Environmental Groups Sue EPA over Gulf Dead Zone
Several environmental groups are suing the government to curb pollution of the Mississippi River with fertilizers and other contaminants blamed with creating a "dead zone" the size of Massachusetts in the Gulf of Mexico.
In separate federal lawsuits filed Tuesday, the groups asked judges to force the U.S. Environmental Protection Agency to set base guidelines for state water quality standards and for wastewater treatment, both aimed at reducing pollution in the Mississippi River Basin.
The basin stretches from the Rocky Mountains in the west all the way to New York state in the east. It funnels water south through the agricultural heartland and industrial states to Louisiana and the Gulf of Mexico.
Along the way, it gathers nitrogen that stimulates excessive algae growth in the dead zone from rainfall, runoff from farms and livestock production and wastewater treatment plants.

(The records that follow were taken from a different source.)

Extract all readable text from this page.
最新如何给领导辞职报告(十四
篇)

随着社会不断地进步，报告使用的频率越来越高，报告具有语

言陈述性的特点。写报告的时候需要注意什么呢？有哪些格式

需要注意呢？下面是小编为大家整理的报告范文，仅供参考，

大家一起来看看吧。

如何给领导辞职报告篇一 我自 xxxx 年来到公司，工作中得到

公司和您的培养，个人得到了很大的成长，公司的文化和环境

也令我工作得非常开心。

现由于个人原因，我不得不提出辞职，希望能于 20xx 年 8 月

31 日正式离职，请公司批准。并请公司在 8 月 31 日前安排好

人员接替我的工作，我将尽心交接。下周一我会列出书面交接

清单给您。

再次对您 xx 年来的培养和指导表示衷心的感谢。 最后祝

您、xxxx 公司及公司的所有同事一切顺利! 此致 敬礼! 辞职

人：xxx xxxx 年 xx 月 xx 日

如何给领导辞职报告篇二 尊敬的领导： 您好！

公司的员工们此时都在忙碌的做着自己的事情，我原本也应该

"The Mississippi River and the entire Gulf of Mexico has long been treated as the nation's sewer," Matt Rota, director of science and water policy for the Gulf Restoration Network told reporters at a news conference on Wednesday.
"Current efforts by the EPA and the Mississippi River states just simply are not enough," Rota said, describing the dead zone as "one of the many ongoing insults to the Gulf ecosystem."
The Gulf Restoration Network, the Natural Resources Defense Council and other groups said they filed the lawsuits after petitions to the EPA in 2007 for stronger wastewater treatment rules and in 2008 on water quality standards went unfulfilled.
The EPA, which denied the petition to set water quality standards for nutrients last year, said it was reviewing the lawsuits. It has not responded to the petition to update the wastewater treatment standards.
The EPA letter denying the petition said a comprehensive rule would not be the most effective way to address the "significant water quality problems facing our nation."
Glynnis Collins, executive director of the Illinois-based Prairie Rivers Network, said setting a target was critical. Only Minnesota and Wisconsin have adopted EPA steps to limit pollution that were recommended in 2000, she said.
Illinois is the largest source of nitrogen and phosphorous to the basin through runoff from industrial scale corn and soybean production and the massive wastewater treatment programs from the Chicago Metropolitan Water Reclamation District.
The pollution causes extensive damage well before the water reaches the Gulf, forcing some Illinois communities for example to install expensive treatment equipment or even pipe water from neighbors, Collins said.
The dead zone in the Gulf of Mexico stretches west toward Texas from the delta and is roughly the size of Massachusetts, Louisiana State University Professor Eugene Turner said.